While I’m not quite sure about whether enough MAGA candidates will win primaries against incumbent Republicans, and then win races against Democrats, and then side with her during Speaker elections, I think the second part of Greene’s statement is absolutely true. Sure, there are Glenn Youngkin-types who win gubernatorial races in swing states, and Democrats who can win their seats by hewing to the center. But if the trends I’m seeing on the road continue—if more extreme candidates try to unseat Republicans they view as insufficiently populist, if more MAGA-leaning activists take over state parties and win local elections and overtake school boards and become Secretaries of State—the red states are not just turning redder: they’re turning into sun-bleached, Let’s Go Brandon-flag pink.

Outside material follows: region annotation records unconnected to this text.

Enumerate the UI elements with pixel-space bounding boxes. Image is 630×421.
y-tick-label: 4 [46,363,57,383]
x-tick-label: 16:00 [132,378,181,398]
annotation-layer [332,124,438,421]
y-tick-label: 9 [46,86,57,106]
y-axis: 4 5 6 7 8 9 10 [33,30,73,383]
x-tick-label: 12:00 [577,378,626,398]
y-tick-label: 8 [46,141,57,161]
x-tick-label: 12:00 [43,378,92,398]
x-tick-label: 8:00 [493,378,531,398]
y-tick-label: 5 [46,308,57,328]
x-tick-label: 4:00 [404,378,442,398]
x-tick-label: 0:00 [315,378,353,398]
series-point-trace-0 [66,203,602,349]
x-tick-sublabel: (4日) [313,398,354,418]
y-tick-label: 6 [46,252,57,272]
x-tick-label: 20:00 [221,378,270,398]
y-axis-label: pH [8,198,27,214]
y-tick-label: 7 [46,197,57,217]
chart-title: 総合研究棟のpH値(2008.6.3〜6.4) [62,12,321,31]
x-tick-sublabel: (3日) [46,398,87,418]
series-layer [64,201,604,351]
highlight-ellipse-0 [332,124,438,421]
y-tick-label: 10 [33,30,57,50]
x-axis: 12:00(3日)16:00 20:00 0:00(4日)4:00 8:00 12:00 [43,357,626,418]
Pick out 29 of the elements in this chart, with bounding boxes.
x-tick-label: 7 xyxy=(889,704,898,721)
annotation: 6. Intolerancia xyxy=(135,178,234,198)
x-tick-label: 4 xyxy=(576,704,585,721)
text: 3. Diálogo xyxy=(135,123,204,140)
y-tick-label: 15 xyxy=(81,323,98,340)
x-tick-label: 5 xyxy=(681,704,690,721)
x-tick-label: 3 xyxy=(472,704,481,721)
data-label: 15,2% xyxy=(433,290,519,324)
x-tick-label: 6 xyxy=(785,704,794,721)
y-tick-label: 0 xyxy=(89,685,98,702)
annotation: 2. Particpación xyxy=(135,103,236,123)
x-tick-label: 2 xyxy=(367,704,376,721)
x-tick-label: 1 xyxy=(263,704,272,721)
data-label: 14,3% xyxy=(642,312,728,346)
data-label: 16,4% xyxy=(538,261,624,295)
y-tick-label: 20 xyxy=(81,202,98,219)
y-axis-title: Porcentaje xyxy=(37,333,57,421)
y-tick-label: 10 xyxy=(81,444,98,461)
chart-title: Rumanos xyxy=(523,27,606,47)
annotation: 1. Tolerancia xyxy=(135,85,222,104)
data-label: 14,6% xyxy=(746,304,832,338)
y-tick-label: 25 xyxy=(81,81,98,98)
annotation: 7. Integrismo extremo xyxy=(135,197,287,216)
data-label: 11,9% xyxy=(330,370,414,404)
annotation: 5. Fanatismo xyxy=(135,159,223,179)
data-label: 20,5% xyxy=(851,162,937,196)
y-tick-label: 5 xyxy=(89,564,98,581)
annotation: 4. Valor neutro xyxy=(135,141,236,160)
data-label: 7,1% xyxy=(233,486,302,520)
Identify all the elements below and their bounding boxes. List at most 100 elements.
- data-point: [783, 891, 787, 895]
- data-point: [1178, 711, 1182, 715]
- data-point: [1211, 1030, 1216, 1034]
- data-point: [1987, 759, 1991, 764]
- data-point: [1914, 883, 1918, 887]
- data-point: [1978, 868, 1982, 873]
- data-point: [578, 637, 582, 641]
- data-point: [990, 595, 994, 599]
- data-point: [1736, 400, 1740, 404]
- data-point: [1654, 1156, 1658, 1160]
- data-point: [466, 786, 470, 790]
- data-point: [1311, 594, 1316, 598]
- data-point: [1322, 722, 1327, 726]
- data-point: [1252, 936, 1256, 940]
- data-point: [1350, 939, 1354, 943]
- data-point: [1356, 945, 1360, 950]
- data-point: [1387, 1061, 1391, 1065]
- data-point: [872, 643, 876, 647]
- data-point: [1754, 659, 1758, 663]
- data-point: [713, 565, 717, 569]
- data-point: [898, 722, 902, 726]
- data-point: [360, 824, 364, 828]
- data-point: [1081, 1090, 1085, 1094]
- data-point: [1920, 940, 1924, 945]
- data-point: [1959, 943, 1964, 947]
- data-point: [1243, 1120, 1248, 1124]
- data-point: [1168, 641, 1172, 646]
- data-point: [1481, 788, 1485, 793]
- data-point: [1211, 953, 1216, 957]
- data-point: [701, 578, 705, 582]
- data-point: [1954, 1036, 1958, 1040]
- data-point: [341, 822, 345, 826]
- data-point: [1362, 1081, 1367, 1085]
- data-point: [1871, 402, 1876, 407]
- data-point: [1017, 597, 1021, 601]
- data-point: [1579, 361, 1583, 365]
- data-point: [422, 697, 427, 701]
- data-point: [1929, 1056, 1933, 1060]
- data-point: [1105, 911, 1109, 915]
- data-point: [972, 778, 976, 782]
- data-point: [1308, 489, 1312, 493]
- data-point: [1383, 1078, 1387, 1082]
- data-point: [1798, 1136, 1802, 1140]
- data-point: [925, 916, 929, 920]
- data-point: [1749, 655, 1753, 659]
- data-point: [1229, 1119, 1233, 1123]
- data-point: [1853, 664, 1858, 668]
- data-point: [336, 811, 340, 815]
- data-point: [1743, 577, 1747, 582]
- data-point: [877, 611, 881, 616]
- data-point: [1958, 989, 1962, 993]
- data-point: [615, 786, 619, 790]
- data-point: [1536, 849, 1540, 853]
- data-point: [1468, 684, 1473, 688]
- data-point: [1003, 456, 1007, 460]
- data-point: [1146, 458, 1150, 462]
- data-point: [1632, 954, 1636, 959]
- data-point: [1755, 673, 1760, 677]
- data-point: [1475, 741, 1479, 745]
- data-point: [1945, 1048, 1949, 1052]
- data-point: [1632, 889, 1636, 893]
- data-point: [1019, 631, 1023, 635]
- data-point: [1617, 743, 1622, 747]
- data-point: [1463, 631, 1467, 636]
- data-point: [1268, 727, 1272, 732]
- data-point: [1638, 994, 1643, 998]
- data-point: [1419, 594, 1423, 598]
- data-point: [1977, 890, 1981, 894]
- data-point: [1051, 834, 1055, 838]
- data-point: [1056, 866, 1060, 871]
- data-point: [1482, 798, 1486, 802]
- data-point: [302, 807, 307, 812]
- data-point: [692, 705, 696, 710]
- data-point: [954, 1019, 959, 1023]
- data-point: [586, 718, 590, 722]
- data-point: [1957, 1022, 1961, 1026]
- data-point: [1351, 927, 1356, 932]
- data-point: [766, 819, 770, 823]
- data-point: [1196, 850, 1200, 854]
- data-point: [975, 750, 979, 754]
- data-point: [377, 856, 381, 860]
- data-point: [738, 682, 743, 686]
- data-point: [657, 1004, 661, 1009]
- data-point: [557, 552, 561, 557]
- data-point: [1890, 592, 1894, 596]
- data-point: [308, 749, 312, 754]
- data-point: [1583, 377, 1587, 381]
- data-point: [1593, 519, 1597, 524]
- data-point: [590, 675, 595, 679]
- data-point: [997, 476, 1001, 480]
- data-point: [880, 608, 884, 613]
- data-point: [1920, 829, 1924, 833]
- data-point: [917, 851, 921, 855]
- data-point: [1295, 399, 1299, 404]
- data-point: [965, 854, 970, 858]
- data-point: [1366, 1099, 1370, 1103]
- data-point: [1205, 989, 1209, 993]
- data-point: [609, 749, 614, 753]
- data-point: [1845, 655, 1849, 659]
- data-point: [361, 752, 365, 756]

Maybe that won’t happen immediately, and in some cases, maybe it won’t happen at all. After all, incumbents have the benefits of name recognition, longstanding relationships in their respective communities, and the flexibility to dabble in MAGA-speak, if needed. And perhaps deplatforming these figures from social networks with massive market shares, like Twitter, does work. Frankly, at the moment I can’t predict how these midterm primaries are going to go, either in swing states or in red ones. And apart from this week, not many people I’ve met on the road are talking about election fraud.

But, similar to what Dunphy, the preacher, noted a year ago, the numbers don’t lie. There’s still enough people out there to turn people against Biden and therefore the Democrats. Life still sucks here in West Texas, where I’m writing this piece: there’s still a labor shortage, there’s still obscenely high gas prices, and there’s a lot of restaurants and businesses closed because Omicron has, finally, come rushing inward from the coasts. 

I have the feeling it’ll be equally bad when I drive back to D.C. through Tennessee and Arkansas, where I’m supposed to meet people for dinner, and they’re stubbornly insisting that we go to a restaurant, because Fuck covid. And the moment I return to D.C., to quarantine myself in a stupid luxury condo, shopping at the Whole Foods that’s right down the street from my apartment, I worry that whatever tactile knowledge I’ve gained will not be enough to keep up with where politics will go, how unhinged it will become—or how fast we’ll get there.